Why Is The UK Blocking Access To Sites Without Any Hearings?
from the extremely-questionable dept
We already wrote about the UK court letting the BPI decide what sites the court would order all UK ISPs to block access to, but as more details come out about the process, the scarier it is. As Duke noted in our comments, the whole process lacked any sort of due process:
For those interested the full judgment is here: EMI Records Ltd & Ors v British Sky Broadcasting Ltd & Ors  EWHC 379 (Ch)
The law is a bit worrying (I haven’t read it in that much detail but I think it goes slightly further than previous ones) – the main concern is that, again, there was no hearing, no defence, no cross-examination of evidence etc.. Without seeing the witness statements I can’t be sure, but I think the judge just accepted everything the BPI had to say at face value.
That’s not justice – not in an adversarial court system.
The Open Rights Group (ORG) in the UK has quite reasonably expressed its concern about how such blockades are likely to stifle speech, especially when there is no one allowed to argue against the blocking.

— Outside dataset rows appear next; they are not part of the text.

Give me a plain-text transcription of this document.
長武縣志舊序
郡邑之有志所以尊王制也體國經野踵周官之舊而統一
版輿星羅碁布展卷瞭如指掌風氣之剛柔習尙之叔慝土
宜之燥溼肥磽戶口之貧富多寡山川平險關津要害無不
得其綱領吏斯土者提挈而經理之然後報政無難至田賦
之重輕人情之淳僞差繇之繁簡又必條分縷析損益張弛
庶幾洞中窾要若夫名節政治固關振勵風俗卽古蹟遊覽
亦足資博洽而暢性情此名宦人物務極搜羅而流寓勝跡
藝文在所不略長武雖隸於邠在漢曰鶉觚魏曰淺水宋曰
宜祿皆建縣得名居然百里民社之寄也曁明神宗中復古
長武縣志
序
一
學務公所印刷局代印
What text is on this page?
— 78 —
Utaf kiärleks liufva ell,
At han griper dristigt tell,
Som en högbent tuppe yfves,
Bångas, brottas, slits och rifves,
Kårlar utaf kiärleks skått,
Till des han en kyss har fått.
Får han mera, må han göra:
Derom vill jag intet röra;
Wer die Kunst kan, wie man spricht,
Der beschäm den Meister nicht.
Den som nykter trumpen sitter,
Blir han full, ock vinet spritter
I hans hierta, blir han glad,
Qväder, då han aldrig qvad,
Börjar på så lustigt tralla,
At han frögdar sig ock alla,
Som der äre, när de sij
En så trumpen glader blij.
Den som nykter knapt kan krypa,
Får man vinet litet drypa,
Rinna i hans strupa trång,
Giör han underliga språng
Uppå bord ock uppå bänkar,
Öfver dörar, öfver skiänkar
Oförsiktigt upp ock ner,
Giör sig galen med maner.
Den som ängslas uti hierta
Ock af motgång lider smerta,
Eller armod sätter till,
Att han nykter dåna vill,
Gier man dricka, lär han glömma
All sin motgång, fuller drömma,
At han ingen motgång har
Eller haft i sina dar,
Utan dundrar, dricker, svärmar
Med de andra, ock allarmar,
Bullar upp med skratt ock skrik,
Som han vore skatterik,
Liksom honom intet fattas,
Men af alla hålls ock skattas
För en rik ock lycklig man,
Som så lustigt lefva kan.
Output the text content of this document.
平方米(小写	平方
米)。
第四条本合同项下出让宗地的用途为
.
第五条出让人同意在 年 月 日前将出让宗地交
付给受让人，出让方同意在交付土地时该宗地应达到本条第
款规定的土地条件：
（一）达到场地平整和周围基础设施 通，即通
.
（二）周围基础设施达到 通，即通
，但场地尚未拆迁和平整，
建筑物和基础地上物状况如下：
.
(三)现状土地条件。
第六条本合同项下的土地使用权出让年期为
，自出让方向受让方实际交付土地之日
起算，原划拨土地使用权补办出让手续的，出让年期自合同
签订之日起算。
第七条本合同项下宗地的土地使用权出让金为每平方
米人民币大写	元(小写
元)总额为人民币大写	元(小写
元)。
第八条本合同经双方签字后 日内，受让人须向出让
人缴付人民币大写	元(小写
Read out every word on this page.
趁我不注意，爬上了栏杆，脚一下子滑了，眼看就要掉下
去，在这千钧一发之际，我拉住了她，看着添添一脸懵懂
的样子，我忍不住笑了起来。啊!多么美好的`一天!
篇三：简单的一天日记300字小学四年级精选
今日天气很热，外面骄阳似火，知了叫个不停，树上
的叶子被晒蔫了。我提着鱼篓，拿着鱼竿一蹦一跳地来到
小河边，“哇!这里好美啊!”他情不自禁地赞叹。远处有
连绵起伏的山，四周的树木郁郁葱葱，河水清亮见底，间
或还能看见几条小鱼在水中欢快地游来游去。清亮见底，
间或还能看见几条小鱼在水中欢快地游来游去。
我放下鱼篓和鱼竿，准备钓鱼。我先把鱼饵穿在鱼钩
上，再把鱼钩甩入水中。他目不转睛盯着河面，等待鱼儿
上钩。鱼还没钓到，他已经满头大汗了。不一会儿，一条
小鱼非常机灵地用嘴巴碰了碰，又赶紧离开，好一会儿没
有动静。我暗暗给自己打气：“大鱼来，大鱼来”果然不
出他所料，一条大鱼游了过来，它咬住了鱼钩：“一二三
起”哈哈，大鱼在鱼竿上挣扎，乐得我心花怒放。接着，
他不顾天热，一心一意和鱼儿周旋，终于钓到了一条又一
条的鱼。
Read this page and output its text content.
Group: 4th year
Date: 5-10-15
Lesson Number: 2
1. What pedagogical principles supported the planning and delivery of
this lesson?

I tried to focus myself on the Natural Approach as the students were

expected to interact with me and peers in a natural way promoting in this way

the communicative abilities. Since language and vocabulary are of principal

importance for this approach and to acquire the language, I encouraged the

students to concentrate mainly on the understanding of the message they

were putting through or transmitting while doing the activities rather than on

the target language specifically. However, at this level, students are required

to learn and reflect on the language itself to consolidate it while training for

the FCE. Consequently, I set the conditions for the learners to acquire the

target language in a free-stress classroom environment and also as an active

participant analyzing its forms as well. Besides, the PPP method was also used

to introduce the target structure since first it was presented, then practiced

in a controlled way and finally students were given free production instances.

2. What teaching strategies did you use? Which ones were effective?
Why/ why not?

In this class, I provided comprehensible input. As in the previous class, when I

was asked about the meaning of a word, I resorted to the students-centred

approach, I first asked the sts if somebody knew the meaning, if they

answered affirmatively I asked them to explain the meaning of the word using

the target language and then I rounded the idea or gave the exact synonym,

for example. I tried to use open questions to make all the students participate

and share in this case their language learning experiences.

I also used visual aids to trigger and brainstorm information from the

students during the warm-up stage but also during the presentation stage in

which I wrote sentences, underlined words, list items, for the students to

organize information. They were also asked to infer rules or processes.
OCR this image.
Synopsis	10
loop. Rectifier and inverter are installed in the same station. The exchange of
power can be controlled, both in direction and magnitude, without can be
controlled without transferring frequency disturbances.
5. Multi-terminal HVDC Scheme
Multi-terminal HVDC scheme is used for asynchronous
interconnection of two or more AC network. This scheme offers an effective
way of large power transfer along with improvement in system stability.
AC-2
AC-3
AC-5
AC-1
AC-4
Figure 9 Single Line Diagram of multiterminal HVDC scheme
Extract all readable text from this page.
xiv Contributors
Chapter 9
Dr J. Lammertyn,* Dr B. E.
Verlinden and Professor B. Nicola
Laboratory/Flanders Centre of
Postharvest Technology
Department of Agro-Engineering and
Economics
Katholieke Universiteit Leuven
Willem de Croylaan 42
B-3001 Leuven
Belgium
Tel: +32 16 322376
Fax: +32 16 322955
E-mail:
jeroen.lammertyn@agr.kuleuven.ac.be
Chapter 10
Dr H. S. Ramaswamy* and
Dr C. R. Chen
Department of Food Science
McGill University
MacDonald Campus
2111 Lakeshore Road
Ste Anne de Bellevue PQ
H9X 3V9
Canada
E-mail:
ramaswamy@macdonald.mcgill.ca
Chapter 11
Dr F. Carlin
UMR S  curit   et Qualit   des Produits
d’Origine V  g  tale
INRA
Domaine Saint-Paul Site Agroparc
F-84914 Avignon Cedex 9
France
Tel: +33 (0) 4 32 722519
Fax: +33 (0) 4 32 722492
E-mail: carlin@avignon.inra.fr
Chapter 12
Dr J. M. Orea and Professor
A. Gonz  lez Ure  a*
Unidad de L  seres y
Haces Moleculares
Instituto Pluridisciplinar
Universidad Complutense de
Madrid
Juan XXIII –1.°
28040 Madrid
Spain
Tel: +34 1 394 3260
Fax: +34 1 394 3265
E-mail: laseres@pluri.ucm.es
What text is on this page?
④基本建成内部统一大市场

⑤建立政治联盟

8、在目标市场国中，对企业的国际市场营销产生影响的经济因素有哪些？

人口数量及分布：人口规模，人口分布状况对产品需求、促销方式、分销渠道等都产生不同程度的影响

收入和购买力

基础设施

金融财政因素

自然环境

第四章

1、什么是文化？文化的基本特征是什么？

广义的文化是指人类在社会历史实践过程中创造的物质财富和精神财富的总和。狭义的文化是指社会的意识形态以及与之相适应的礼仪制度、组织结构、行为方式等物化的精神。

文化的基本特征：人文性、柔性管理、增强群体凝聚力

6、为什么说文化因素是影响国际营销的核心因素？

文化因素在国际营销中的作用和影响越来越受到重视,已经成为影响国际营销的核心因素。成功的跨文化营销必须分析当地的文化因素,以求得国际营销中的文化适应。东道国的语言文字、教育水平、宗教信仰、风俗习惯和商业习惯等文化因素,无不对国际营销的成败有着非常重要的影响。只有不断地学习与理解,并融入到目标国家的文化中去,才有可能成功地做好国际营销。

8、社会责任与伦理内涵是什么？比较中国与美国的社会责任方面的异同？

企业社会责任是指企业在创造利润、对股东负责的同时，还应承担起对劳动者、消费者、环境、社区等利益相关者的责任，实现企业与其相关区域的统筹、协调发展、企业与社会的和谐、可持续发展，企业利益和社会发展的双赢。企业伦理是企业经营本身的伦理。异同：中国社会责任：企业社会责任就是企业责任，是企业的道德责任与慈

We are concerned that these orders are not protecting speech, are overblocking forums and discussion, and are prone to error as the actual block lists are private.
Furthermore, users and the public interest have not been represented in the processes
It amazes me that anyone thinks it’s reasonable to shut down a site without any sort of due process in the form of an adversarial hearing, in which multiple sides can be presented. The opportunity for widespread abuse and the stifling of free expression is massive.